To correct sampling bias, we applied the target group background approach [38]. Data on ecologically similar species with similar approaches to detection (all vole species and Striped-back Hamster Cricetulus barabensis Pallas, 1773) were retrieved from the same sources as described above. The total target group consisted of 4040 specimens.

2.6.3. Modeling

Species distribution modeling (SDM) was carried out in R [26] using a custom-designed script based on ENMeval [39,40] and maxnet [41,42] packages in MaxEnt v3.4.1 [41]. The underlying principle of the calculations was to select the best model on the basis of the corrected Akaike’s information criterion (AICc) values evaluated on the test sets from a series of models with different values of the regularization multiplier (0.75, 1, or 2), different sets of feature types (“L”, “LQ”, or “LQH”; where L = linear, Q = quadratic, and H = hinge) [39], and different sets of background points (BPs). Selection of BPs was crucial for these analyses. We constructed a surface with probability values for the BP selection. The values were computed as a decimal logarithm of the number of specimens of a target group species detected in every raster cell plus 0.1 multiplied by the number of specimens registered in every raster cell minus the evaluation of general sampling effort. The probability of BP selection within a “distribution range” (an area including 40 km buffers around occurrence points) was decreased by twofold.

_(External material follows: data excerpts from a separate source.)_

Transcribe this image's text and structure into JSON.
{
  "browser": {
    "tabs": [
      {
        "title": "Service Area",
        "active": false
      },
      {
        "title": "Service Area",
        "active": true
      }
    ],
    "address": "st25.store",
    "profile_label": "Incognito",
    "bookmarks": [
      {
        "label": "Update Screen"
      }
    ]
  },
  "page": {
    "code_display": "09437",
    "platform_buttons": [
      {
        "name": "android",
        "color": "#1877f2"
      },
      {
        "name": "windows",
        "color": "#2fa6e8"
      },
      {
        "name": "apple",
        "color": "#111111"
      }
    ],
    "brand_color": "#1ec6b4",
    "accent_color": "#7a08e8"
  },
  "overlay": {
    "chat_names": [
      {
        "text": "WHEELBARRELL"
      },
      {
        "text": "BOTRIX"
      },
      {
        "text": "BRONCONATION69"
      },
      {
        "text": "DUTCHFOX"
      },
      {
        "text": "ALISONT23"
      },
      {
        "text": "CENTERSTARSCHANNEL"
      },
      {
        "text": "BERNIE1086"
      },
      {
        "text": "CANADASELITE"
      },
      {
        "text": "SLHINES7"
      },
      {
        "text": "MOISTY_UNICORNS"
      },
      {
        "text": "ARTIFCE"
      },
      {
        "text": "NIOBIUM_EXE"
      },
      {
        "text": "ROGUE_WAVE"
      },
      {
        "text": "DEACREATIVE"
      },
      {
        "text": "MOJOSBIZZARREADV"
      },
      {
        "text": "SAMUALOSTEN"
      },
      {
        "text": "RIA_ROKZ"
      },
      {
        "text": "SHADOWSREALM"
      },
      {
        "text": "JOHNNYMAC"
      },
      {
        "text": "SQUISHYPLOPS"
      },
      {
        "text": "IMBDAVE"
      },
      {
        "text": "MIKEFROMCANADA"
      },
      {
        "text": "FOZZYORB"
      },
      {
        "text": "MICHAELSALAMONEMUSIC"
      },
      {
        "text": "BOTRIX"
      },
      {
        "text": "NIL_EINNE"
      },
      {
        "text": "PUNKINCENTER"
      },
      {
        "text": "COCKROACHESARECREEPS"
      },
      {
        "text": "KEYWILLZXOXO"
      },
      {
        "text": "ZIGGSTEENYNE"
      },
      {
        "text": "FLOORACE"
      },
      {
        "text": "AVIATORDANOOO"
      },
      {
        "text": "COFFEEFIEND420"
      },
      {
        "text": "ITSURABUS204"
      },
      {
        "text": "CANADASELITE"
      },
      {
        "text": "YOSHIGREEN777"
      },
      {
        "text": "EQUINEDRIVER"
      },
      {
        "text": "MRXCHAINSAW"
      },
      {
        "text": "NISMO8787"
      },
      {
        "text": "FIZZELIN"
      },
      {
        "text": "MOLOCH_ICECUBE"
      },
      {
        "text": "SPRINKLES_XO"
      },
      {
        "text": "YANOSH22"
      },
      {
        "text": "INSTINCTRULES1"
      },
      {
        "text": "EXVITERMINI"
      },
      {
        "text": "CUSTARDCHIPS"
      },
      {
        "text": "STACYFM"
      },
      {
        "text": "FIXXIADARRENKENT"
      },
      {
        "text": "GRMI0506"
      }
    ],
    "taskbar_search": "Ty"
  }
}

The difference between two resulting models was calculated in both E- and G-space [43]. We compared two models (maps) in the case of G-space and compared rasterized scatterplots of the first two principal components of values of environmental parameters in occurrence points in the case of E-space. Schoener’s D was used for comparison [44,45]. The sample of occurrence points was randomized 100 times, preserving sample size and all model parameters for both “species”. The p-values were calculated by comparing Schoener’s D after an interspecies comparison with the distribution of simulated D values.

Because the result of the MaxEnt algorithm is relative habitat suitability, we chose a nonrigorous way to display distributions in figures. We used two ranges of habitat suitability values to draw spatial structure of a species distribution. The “optimal” core was drawn in a range of 0.75–1.00, and a “suboptimal” area in a range from maximum training sensitivity plus a specificity threshold to 0.75.

3. Results

3.1. Species Identification by Means of Cytb and BRCA1

The results of phylogenetic analysis of cytb (Figure 2) were consistent with a previous study [16] in terms of positions of the major clades of Stenocranius.

In addition to mt cytb, the BRCA1 nuclear gene was amplified for a number of populations (Table S1) to check for nuclear–mtDNA discordance. The results indicated that specimen identification by BRCA1 was completely consistent with the identification by cytb.

The old museum specimens were genotyped using only BRCA1. We were able to isolate DNA from eight of ten museum specimens initially planned for the analysis. The first gene fragment was successfully obtained from all the eight specimens, whereas the second one only from three of them, including the oldest specimen, collected in 1935 (Table S1, Sheet 2).

3.2. Population Structure Revealed by the Microsatellite Loci Analysis

3.2.1. Genetic Diversity Analysis

The five loci comprised 99 alleles (Table 1). The number of alleles per locus ranged between 18 (Mar076) and 22 (MSMM2), with an average of 19.8. Expected heterozygosity ranged between 0.880 (MSMoe02) and 0.927 (MSMM2), while observed heterozygosity ranged between 0.582 (Mar049) and 0.817 (Mar076). The average frequency of null alleles across all five loci, as inferred with the method of Chakraborty et al. [29], was 10%, whereas the value inferred with the Brookfield method [30], which takes into account the presence of null homozygotes, was 9.4% (Table 1).

3.2.2. Population Diversity Analysis

The mean allelic richness ranged between 2.9 and 4.2 among the nine sampling sites, with the lowest values detected in populations Indola (31) and Khavirga (50), and the largest values found in populations Elon-Obot (6) and Matakan (24) (Table 2). The average observed heterozygosity across five microsatellite loci was a bit higher than expected. The number of private alleles was the largest in populations Uldza, Kuytun, and Matakan (four, four, and seven private alleles, respectively). The inbreeding coefficient varied between −0.205 (Khavirga) and 0.188 (Matakan) (Table 2).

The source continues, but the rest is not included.